Some people assume that many chest harnesses will only work if the person being tied has breasts.  In fact, it is rare that a chest harness requires breasts.  It may include considerations that allow it to be tied on without putting undue pressure on breasts, but most chest harnesses work equally will without them…

The only time this issue typically arises is when you want to run rope down between the legs, directly over where the penis is.  There are several ways to handle this, but the easiest is to…

You can also convert it to a strap-on…

This technique can be helpful when tying someone with softer flesh or skin that is more sensitive to pressure.

It is important to manage the amount of force rope places on the body.

That management starts with how tight the ropes are when you tie them.  The guidance to always making sure you can get two fingers between the rope and the skin helps you confirm the is not too tight for most people.  But what if it is still pressing too firmly and is uncomfortable for your partner?  Perhaps their skin is particularly sensitive to certain kinds of touch or pressure.

Even if the rope feels fine to them when you tie it, it is still possible for the pressure of that rope to change later.  If they are in a different position, the internal parts of their body move relative to each other and a strap that previously felt fine might become uncomfortably or even dangerously tight.  This is why we advise that you put someone in the general position they will be in before you tie them.

If the rope is tied to some other object, the pressure might change or increase.

When Tension increases, Risk of Injury increases

No matter the reason, if the tension of or on the ropes increases, the risk of injury will also increase.  As the tension increase, the pressure of the band and force of the rope against the skin increases; the ropes will dig more deeply into a person’s skin and press more firmly onto what is beneath: nerves, blood vessels, muscles and bone, increasing the risk of damage.
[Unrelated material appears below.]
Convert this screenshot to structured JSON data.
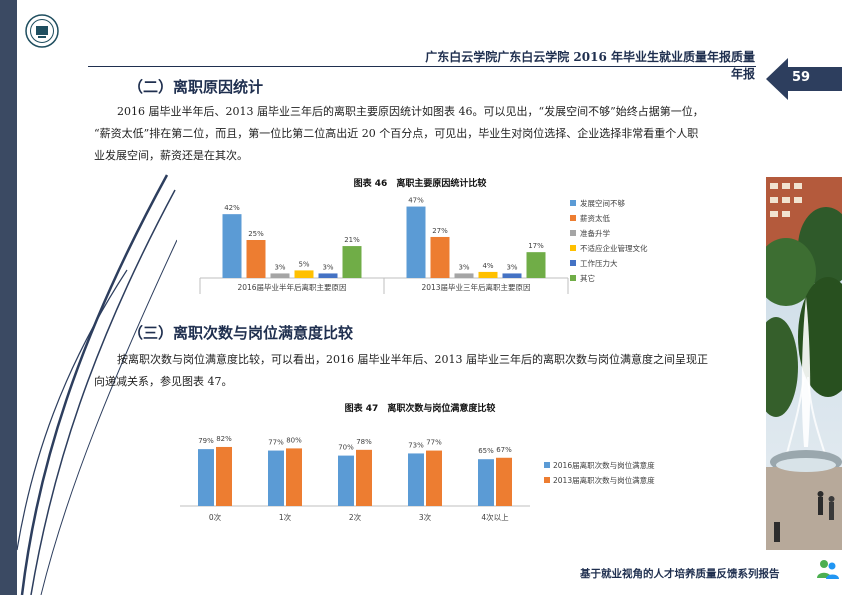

When a person’s flesh is softer, the rope will have more ability to press more deeply into them.  This means that muscles, nerves and veins can be moved further relative to each other.  Meaning the risk of nerve damage by press on a nerve too hard, or by stretching that nerve too far, is greater.
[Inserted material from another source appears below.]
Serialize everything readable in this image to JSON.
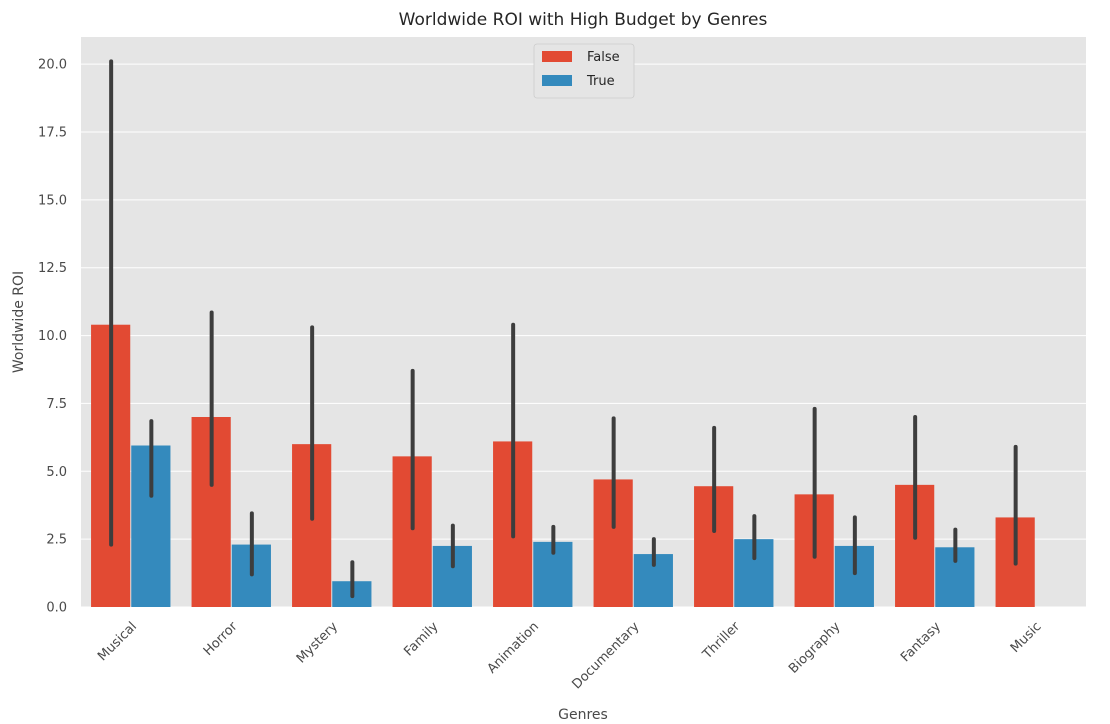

There is yet another consideration:  Comfort/Pain.  Our body is sensitive to forces on it.  Too much force is not comfortable.


There is a single solution that can help in any of these cases:  Make wider straps.  Spread the force over a wider area.  This reduces the pressure on the skin and the forces on things under the skin.
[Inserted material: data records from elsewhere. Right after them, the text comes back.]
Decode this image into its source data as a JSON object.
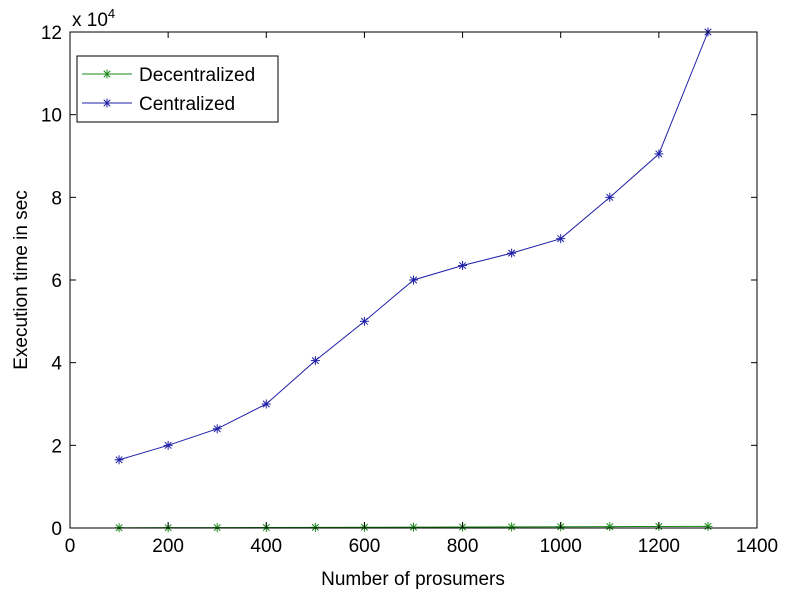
{
  "chart_data": {
    "type": "line",
    "xlabel": "Number of prosumers",
    "ylabel": "Execution time in sec",
    "xlim": [
      0,
      1400
    ],
    "ylim": [
      0,
      120000
    ],
    "x_ticks": [
      "0",
      "200",
      "400",
      "600",
      "800",
      "1000",
      "1200",
      "1400"
    ],
    "y_ticks": [
      "0",
      "2",
      "4",
      "6",
      "8",
      "10",
      "12"
    ],
    "y_multiplier": {
      "base": "x 10",
      "exponent": "4"
    },
    "grid": false,
    "legend_position": "top-left",
    "series": [
      {
        "name": "Decentralized",
        "color": "#1a8a1a",
        "marker": "asterisk",
        "x": [
          100,
          200,
          300,
          400,
          500,
          600,
          700,
          800,
          900,
          1000,
          1100,
          1200,
          1300
        ],
        "y": [
          60,
          80,
          100,
          120,
          150,
          180,
          200,
          230,
          260,
          300,
          330,
          370,
          400
        ]
      },
      {
        "name": "Centralized",
        "color": "#1f1fa8",
        "marker": "asterisk",
        "x": [
          100,
          200,
          300,
          400,
          500,
          600,
          700,
          800,
          900,
          1000,
          1100,
          1200,
          1300
        ],
        "y": [
          16500,
          20000,
          24000,
          30000,
          40500,
          50000,
          60000,
          63500,
          66500,
          70000,
          80000,
          90500,
          120000
        ]
      }
    ]
  }
}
Here are two common ways to do this:

  • Make wider straps by using thicker rope
  • Make wider straps with more strands

Make wider straps by using thicker rope

Keeping all else the same, thicker rope will mean wider straps.

Pinching hazard

There is a larger gap between strands of rope if the rope strands themselves are larger.  Some people find that it is easier to get their skin pinched between the strands when those strands are larger.

Make wider straps with more strands

Adding more wraps also widens the strap.  There are limits to this.  If you add too many wraps, it can make the strap bunch up to much at the knot and make it difficult to keep all strands parallel and at the same tension at points where the rope puts pressure on the skin.  It is usually possible to do 3 or 4 wraps for a total of 6 or 8 strands, more can take more work to get right.

For even wider straps, do both!

You can also combine both, use larger rope and more wraps.

Another helpful solution: Make more straps!

Another way to distribute force over a larger area is to add entirely new straps.

This applies more when combining multiple techniques or when doing more advanced ties.